Views I'm comfortable with - you know what your SELECT query is supposed to look like so you just create that, make sure it indexed and whatnot, then just do a CREATE VIEW [View] AS SELECT [...]. Then, in my application, I treat the view as a read-only table - it represents a de-normalized version of my normalized data.
What are the disadvantages here - if any? And what would change (gains or losses) if I moved that exact same SELECT statement into a stored procedure?
I'm hoping to find some good 'under the hood' info that has been difficult to find while googling this topic but really I welcome all comments and answers.
In my opinion, Stored Procedures should be used solely for data manipulation when the same routine needs to be used amongst several different application or for ETL between databases or tables, nothing more. Basically, do as much in code as you can until you run into the DRY principle or what you are doing is simply moving data from one place to another within the DB.
Views can be used to provide an alternate or simplified "view" into the data. As such, I would go with a view as you are not really manipulating the data as much as finding a different method of displaying it.
Not sure if it's an either/or choice.

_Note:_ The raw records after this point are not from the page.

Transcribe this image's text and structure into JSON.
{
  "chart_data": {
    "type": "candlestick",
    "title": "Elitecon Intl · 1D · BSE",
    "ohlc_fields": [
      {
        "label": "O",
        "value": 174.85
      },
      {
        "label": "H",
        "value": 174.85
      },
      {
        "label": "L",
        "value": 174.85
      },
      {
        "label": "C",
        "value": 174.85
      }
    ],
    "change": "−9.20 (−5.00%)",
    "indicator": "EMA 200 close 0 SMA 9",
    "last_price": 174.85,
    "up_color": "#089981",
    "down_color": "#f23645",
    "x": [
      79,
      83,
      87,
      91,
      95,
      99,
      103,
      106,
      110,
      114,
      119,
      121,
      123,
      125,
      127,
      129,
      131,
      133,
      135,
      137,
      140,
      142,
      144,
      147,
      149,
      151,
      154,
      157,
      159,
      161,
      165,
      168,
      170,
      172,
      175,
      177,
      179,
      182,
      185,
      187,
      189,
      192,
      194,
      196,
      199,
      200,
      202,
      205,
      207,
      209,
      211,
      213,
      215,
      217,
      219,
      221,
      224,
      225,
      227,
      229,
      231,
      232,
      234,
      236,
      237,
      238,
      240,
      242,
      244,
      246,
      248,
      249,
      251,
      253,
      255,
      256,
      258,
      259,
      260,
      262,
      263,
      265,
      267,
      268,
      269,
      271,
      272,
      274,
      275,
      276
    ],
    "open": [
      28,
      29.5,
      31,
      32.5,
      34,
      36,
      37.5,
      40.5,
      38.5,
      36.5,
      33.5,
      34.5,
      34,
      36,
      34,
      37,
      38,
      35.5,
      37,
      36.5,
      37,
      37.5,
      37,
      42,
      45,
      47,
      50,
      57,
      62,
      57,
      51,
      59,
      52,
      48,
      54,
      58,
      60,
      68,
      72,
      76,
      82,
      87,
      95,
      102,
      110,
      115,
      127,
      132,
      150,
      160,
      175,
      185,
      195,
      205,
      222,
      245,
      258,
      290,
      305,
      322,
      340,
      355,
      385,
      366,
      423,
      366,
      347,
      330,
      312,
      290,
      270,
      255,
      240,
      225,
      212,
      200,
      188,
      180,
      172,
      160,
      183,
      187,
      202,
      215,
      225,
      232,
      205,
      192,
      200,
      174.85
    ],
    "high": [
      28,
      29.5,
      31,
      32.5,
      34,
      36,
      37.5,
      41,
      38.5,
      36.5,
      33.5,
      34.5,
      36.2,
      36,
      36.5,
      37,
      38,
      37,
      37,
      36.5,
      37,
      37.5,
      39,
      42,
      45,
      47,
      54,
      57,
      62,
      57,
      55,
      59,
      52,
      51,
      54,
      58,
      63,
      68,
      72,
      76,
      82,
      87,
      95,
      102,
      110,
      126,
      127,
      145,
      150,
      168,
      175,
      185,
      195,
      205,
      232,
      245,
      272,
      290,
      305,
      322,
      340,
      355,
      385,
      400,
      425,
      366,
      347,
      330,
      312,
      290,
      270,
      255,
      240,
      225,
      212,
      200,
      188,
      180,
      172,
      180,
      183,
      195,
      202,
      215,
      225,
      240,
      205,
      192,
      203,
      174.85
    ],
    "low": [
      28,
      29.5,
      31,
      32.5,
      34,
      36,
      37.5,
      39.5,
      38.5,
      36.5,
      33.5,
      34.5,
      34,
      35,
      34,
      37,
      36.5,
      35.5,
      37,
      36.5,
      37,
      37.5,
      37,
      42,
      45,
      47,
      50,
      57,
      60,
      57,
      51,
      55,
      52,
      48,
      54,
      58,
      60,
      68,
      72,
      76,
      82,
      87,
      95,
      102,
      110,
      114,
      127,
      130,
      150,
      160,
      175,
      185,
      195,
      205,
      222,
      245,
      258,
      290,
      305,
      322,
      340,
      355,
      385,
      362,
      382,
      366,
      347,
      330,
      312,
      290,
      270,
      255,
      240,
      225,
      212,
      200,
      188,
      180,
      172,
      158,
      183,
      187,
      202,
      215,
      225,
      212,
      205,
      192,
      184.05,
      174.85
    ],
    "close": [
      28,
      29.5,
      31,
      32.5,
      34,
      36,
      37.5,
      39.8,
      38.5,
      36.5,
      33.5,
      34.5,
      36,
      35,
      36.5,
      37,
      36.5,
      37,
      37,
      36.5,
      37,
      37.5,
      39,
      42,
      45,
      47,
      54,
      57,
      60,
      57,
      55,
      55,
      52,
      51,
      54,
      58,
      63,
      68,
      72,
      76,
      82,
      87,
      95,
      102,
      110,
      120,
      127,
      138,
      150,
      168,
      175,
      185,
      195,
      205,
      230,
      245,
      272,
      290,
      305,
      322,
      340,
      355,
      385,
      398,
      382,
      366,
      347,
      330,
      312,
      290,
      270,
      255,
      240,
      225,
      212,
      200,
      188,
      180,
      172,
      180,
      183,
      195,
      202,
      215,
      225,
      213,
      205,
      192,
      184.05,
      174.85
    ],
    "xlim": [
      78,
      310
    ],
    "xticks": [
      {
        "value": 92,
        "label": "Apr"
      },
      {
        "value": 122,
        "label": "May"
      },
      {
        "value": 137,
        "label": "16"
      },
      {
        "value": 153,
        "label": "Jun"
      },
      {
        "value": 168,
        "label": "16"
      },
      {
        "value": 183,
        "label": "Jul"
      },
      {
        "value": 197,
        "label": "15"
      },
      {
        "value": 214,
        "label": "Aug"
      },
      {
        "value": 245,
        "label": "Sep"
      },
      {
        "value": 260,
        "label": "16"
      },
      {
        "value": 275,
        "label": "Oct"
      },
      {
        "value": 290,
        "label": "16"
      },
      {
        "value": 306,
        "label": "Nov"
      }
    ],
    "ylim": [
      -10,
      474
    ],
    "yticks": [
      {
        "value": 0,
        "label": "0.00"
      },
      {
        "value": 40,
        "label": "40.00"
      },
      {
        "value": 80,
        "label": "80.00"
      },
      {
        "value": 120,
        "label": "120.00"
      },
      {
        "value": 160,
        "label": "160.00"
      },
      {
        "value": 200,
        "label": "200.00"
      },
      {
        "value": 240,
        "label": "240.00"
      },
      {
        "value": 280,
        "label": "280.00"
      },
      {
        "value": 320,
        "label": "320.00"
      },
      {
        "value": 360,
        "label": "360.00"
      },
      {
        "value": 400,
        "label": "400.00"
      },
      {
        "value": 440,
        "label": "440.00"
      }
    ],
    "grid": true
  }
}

Stored procedures can do a wide variety of things that views would struggle (think populating data in temp table then running cursor on it and then doing aggregation and returning a result set).
Views on the other hand can hide complex sql / access rights and present a modified view of the schema.
I think both have a place in the scheme of things and both are useful for a successful schema implementation.
I use views for de-normalisation or output formatting and stored procedures for filtering and data manipulation (things that require parameter inputs) or iteration (cursors).
I often access a view inside a stored procedure when both de-normalisation and filtering are required.
One thing to note, at least with mysql view results are stored in a temporary table and unlike most decent database engines this table is not indexed, so if using to just simplify queries, view are great when your program is going to grab all of the results from the view, however if your then searching the results of that view, based on parameters it is incredibly slow especially if there are millions of records to sift through and even worse if the view is built on top of other views and so on.
A stored procedure however you can pass those search parameters in and run the query directly against the underlining (indexed) tables. the downside is the results will need to be fetched every time the procedure is run, which may also occur with a view anyway depending on server configuration.
so basically if your using a view try to minimise the number of results (if you then need to search it) else use a stored procedure.